Não entendia como a vida funcionava
Descriminação por causa da sua classe e sua cor
Ficou cansado de tentar achar resposta
E comprou uma passagem foi direto a Salvador

E lá chegando foi tomar um cafezinho
E encontrou um boiadeiro com quem foi falar
E o boiadeiro tinha uma passagem
Ia perder a viagem mas João foi lhe salvar:

Dizia ele "- Estou indo prá Brasília
Nesse país lugar melhor não há
Tô precisando visitar a minha filha
Eu fico aqui e você vai no meu lugar"

E João aceitou sua proposta
E num ônibus entrou no Planalto Central
Ele ficou bestificado com a cidade
Saindo da rodoviária viu as luzes de natal

"- Meu Deus mas que cidade linda!
No Ano Novo eu começo a trabalhar"
Cortar madeira aprendiz de carpinteiro
Ganhava cem mil pro mês em Taguatinga

Na sexta feira foi prá zona da cidade
Gastar todo o seu dinheiro de rapaz trabalhador
E conhecia muita gente interessante
Até um neto bastardo do seu bisavô

Um peruano que vivia na Bolívia
E muitas coisas trazia de la
Seu nome era Pablo e ele dizia
Que um negócio ele ia começar

E Santo Cristo até a morte trabalhava
Mas o dinheiro não dava prá ele se alimentar
E ouvia às sete horas o noticiário
Que dizia sempre que seu ministro ia ajudar

Mas ele não queria mais conversa
E decidiu que como Pablo ele ia se virar
Elaborou mais uma vez seu plano santo
E sem ser crucificado a plantação foi começar

Logo, logo os maluco da cidade
Souberam da novidade
"- Tem bagulho bom ai!"
E João de Santo Cristo ficou rico
E acabou com todos os traficantes dali

Fez amigos, freqüentava a Asa Norte
Ia prá festa de Rock prá se libertar
Mas de repente
Sob um má influência dos boyzinhos da cidade
Começou a roubar

JÁ no primeiro roubo ele dançou
E pro inferno ele foi pela primeira vez
Violência e estupro do seu corpo
"- Vocês vão ver, eu vou pegar vocês!"

Agora Santo Cristo era bandido
Destemido e temido no Distrito Federal
Não tinha nenhum medo de polícia
Capitão ou traficante, Playboy ou general

Foi quando conheceu uma menina
E de todos os seus pecados ele se arrependeu
Maria Lúcia era uma menina linda
E o coração dele prá ela o Santo Cristo prometeu

Ele dizia que queria se casar
E carpinteiro ele voltou a ser
"- Maria Lúcia eu prá sempre vou te amar
E um filho com você eu quero ter"

O tempo passa
E um dia vem na porta um senhor de alta classe com dinheiro na mão
E ele faz uma proposta indecorosa
E diz que espera uma resposta, uma resposta de João

"- Não boto bomba em banca de jornal
E nem em colégio de criança
Isso eu não faço não

E não protejo general de dez estrelas
Que fica atrás da mesa com o cú na mão

E é melhor o senhor sair da minha casa
Nunca brinque com um peixe de ascendente escorpião"

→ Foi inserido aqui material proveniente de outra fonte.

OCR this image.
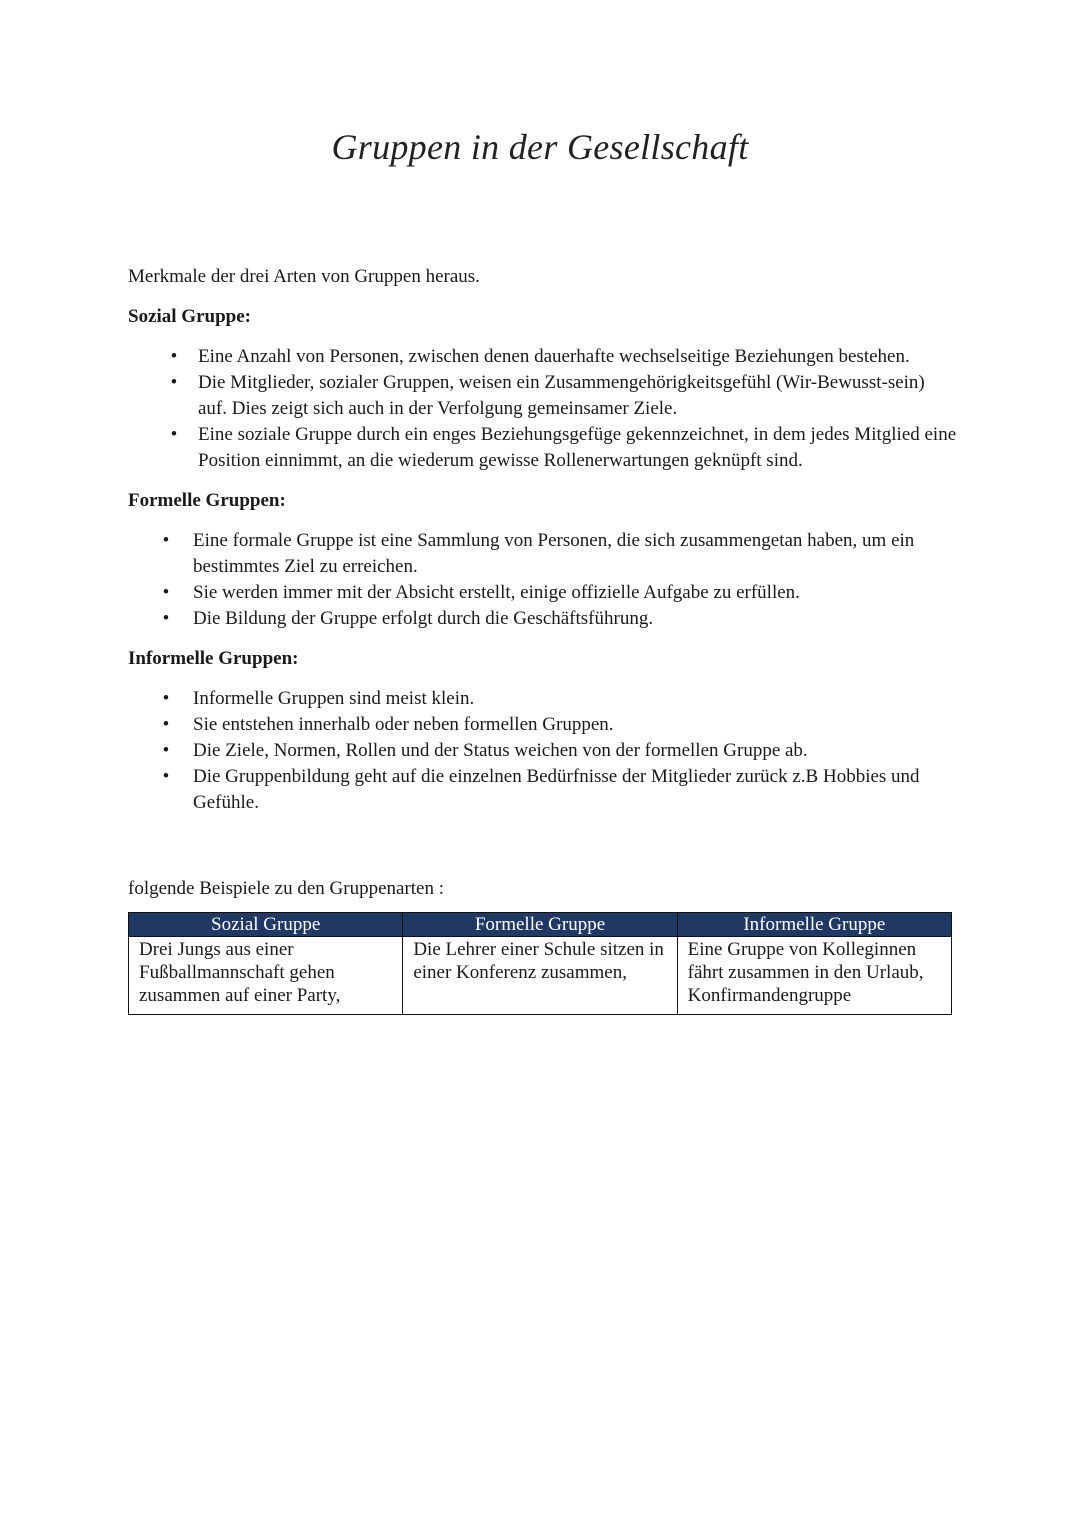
Gruppen in der Gesellschaft

Merkmale der drei Arten von Gruppen heraus.

Sozial Gruppe:
• Eine Anzahl von Personen, zwischen denen dauerhafte wechselseitige Beziehungen bestehen.
• Die Mitglieder, sozialer Gruppen, weisen ein Zusammengehörigkeitsgefühl (Wir-Bewusst-sein) auf. Dies zeigt sich auch in der Verfolgung gemeinsamer Ziele.
• Eine soziale Gruppe durch ein enges Beziehungsgefüge gekennzeichnet, in dem jedes Mitglied eine Position einnimmt, an die wiederum gewisse Rollenerwartungen geknüpft sind.
Formelle Gruppen:
• Eine formale Gruppe ist eine Sammlung von Personen, die sich zusammengetan haben, um ein bestimmtes Ziel zu erreichen.
• Sie werden immer mit der Absicht erstellt, einige offizielle Aufgabe zu erfüllen.
• Die Bildung der Gruppe erfolgt durch die Geschäftsführung.
Informelle Gruppen:
• Informelle Gruppen sind meist klein.
• Sie entstehen innerhalb oder neben formellen Gruppen.
• Die Ziele, Normen, Rollen und der Status weichen von der formellen Gruppe ab.
• Die Gruppenbildung geht auf die einzelnen Bedürfnisse der Mitglieder zurück z.B Hobbies und Gefühle.

folgende Beispiele zu den Gruppenarten :

Sozial Gruppe	Formelle Gruppe	Informelle Gruppe
Drei Jungs aus einer Fußballmannschaft gehen zusammen auf einer Party,	Die Lehrer einer Schule sitzen in einer Konferenz zusammen,	Eine Gruppe von Kolleginnen fährt zusammen in den Urlaub, Konfirmandengruppe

Mas antes de sair, com ódio no olhar
O velho disse:
"- Você perdeu a sua vida, meu irmão!"

"- Você perdeu a sua vida, meu irmão"
"- Você perdeu a sua vida, meu irmão"
Essas palavras vão entrar no coração
"- Eu vou sofrer as conseqüências como um cão."

Não é que o Santo Cristo estava certo
Seu futuro era incerto
E ele não foi trabalhar
Se embebedou e no meio da bebedeira
Descobriu que tinha outro trabalhando em seu lugar

Falou com Pablo que queria um parceiro
Que também tinha dinheiro e queria se armar
Pablo trazia o contrabando da Bolívia
E Santo Cristo revendia em Planaltina

Mas acontece que um tal de Jeremias
Traficante de renome apareceu por la
Ficou sabendo dos planos de Santo Cristo
E decidiu que com João ele ia acabar.

Mas Pablo trouxe uma Winchester 22
E Santo Cristo já sabia atirar
E decidiu usar a arma só depois
Que Jeremias começasse a brigar

Jeremias maconheiro sem vergonha
Organizou a Roconha e fez todo mundo dançar
Desvirginava mocinhas inocentes
E dizia que era crente mas não sabia rezar

E Santo Cristo há muito não ia prá casa
E a saudade começou a apertar
"- Eu vou me embora, eu vou ver Maria Lúcia
Já está em tempo de a gente se casar"

Chegando em casa então ele chorou
E pro inferno ele foi pela segunda vez
Com Maria Lúcia Jeremias se casou
E um filho nela ele fez

Santo Cristo era só ódio pro dentro
E então o Jeremias prá um duelo ele chamou
"- Amanhã, as duas horas na Ceilândia
Em frente ao lote quatorze é prá lá que eu vou

E você pode escolher as suas armas
Que eu acabo com você, seu porco traidor
E mato também Maria Lúcia
Aquela menina falsa prá que jurei o meu amor"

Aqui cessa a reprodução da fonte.